Department of Physics, University of Helsinki, FI-00014, Helsinki, Finland.
School of Informatics, University of Edinburgh, Edinburgh, EH8 9AB, UK.
Sci Rep. 2017 Jun 19;7(1):3771. doi: 10.1038/s41598-017-02372-1.
The control of the human body sway by the central nervous system, muscles, and conscious brain is of interest since body sway carries information about the physiological status of a person. Several models have been proposed to describe body sway in an upright standing position, however, due to the statistical intractability of the more realistic models, no formal parameter inference has previously been conducted and the expressive power of such models for real human subjects remains unknown. Using the latest advances in Bayesian statistical inference for intractable models, we fitted a nonlinear control model to posturographic measurements, and we showed that it can accurately predict the sway characteristics of both simulated and real subjects. Our method provides a full statistical characterization of the uncertainty related to all model parameters as quantified by posterior probability density functions, which is useful for comparisons across subjects and test settings. The ability to infer intractable control models from sensor data opens new possibilities for monitoring and predicting body status in health applications.

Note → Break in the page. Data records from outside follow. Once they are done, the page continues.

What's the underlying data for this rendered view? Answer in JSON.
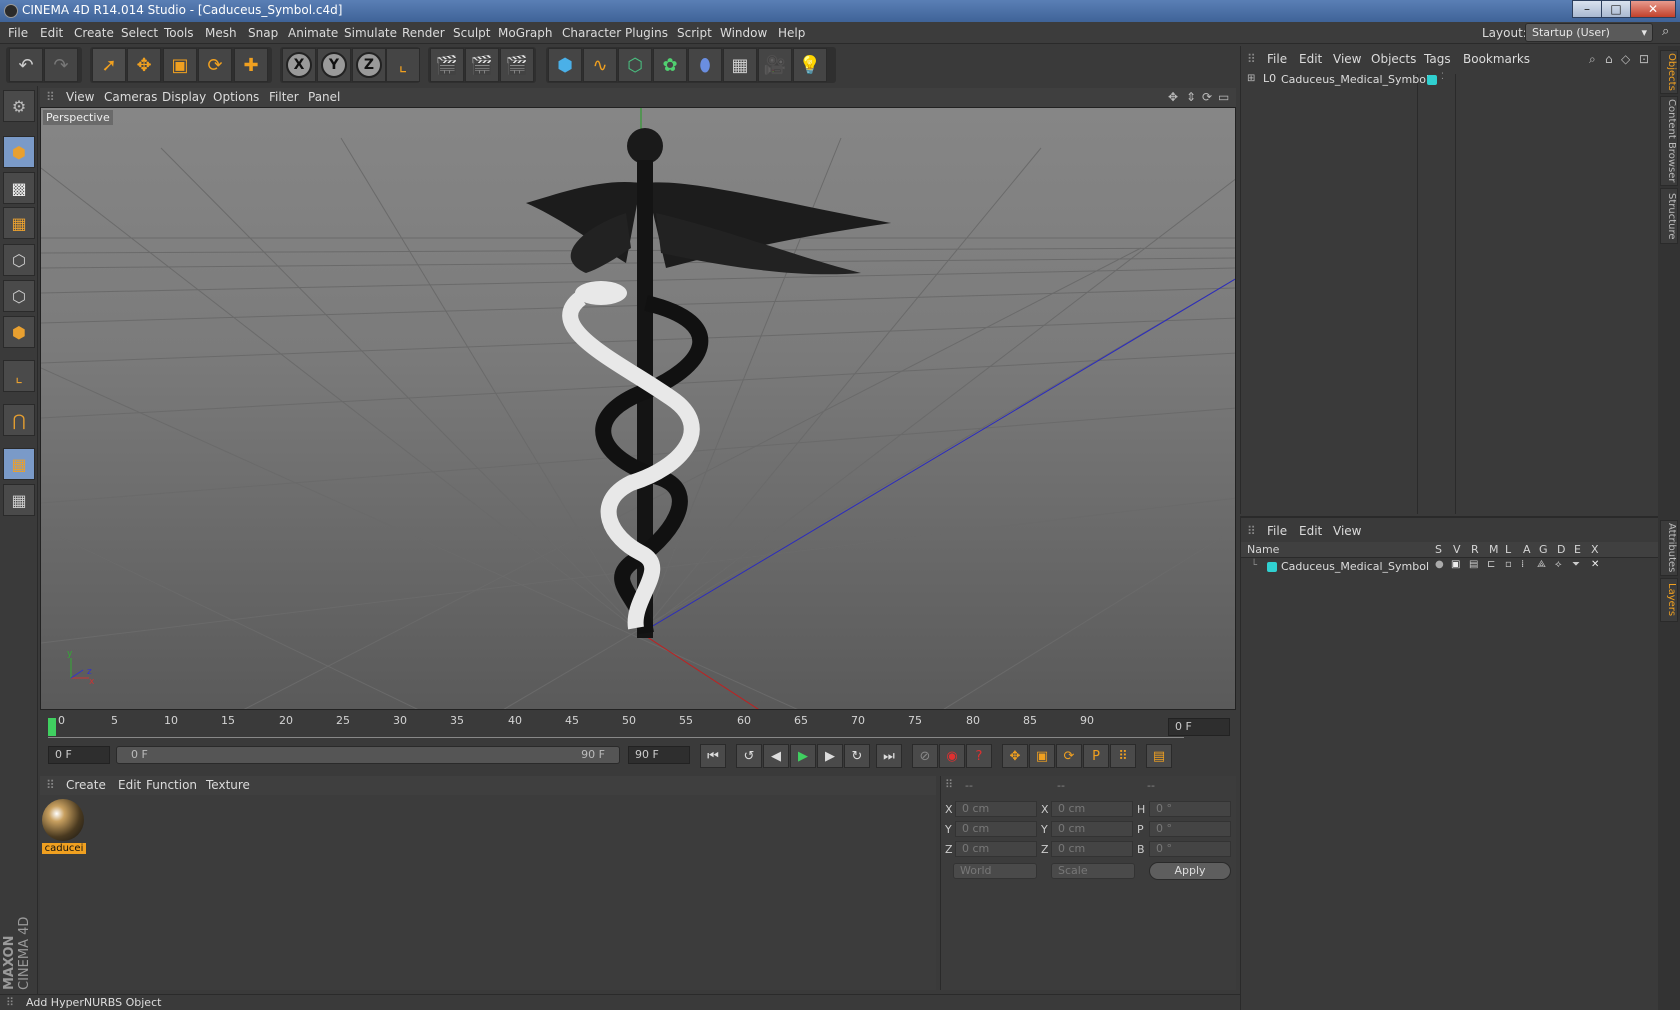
{
  "window": {
    "title": "CINEMA 4D R14.014 Studio - [Caduceus_Symbol.c4d]",
    "min": "–",
    "max": "□",
    "close": "✕"
  },
  "menubar": [
    "File",
    "Edit",
    "Create",
    "Select",
    "Tools",
    "Mesh",
    "Snap",
    "Animate",
    "Simulate",
    "Render",
    "Sculpt",
    "MoGraph",
    "Character",
    "Plugins",
    "Script",
    "Window",
    "Help"
  ],
  "layout": {
    "label": "Layout:",
    "value": "Startup (User)"
  },
  "viewport": {
    "menu": [
      "View",
      "Cameras",
      "Display",
      "Options",
      "Filter",
      "Panel"
    ],
    "label": "Perspective"
  },
  "timeline": {
    "ticks": [
      "0",
      "5",
      "10",
      "15",
      "20",
      "25",
      "30",
      "35",
      "40",
      "45",
      "50",
      "55",
      "60",
      "65",
      "70",
      "75",
      "80",
      "85",
      "90"
    ],
    "frame_field": "0 F",
    "start": "0 F",
    "range_start": "0 F",
    "range_end": "90 F",
    "end": "90 F"
  },
  "materials": {
    "menu": [
      "Create",
      "Edit",
      "Function",
      "Texture"
    ],
    "items": [
      {
        "name": "caducei"
      }
    ]
  },
  "coords": {
    "rows": [
      {
        "a": "X",
        "av": "0 cm",
        "b": "X",
        "bv": "0 cm",
        "c": "H",
        "cv": "0 °"
      },
      {
        "a": "Y",
        "av": "0 cm",
        "b": "Y",
        "bv": "0 cm",
        "c": "P",
        "cv": "0 °"
      },
      {
        "a": "Z",
        "av": "0 cm",
        "b": "Z",
        "bv": "0 cm",
        "c": "B",
        "cv": "0 °"
      }
    ],
    "header": [
      "--",
      "--",
      "--"
    ],
    "world": "World",
    "scale": "Scale",
    "apply": "Apply"
  },
  "status": "Add HyperNURBS Object",
  "objects": {
    "menu": [
      "File",
      "Edit",
      "View",
      "Objects",
      "Tags",
      "Bookmarks"
    ],
    "item": "Caduceus_Medical_Symbol"
  },
  "layers": {
    "menu": [
      "File",
      "Edit",
      "View"
    ],
    "name_header": "Name",
    "cols": [
      "S",
      "V",
      "R",
      "M",
      "L",
      "A",
      "G",
      "D",
      "E",
      "X"
    ],
    "item": "Caduceus_Medical_Symbol"
  },
  "side_tabs": [
    "Objects",
    "Content Browser",
    "Structure",
    "Attributes",
    "Layers"
  ],
  "branding": {
    "maxon": "MAXON",
    "c4d": "CINEMA 4D"
  }
}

人体由中枢神经系统、肌肉和有意识的大脑控制,身体的摆动携带有关人体生理状态的信息,因此对其进行控制具有重要意义。已经提出了几种模型来描述直立站立位置的身体摆动,但是,由于更现实的模型在统计学上难以处理,因此以前没有进行正式的参数推断,并且这些模型对于真实人体受试者的表达能力仍然未知。我们使用最新的贝叶斯统计推断方法来处理难以处理的模型,为足动描记术测量值拟合了一个非线性控制模型,结果表明,该模型可以准确地预测模拟和真实受试者的摆动特征。我们的方法为与所有模型参数相关的不确定性提供了完整的统计描述,这些参数通过后验概率密度函数进行量化,这对于在不同的受试者和测试设置之间进行比较非常有用。从传感器数据推断难以处理的控制模型为健康应用中的身体状态监测和预测开辟了新的可能性。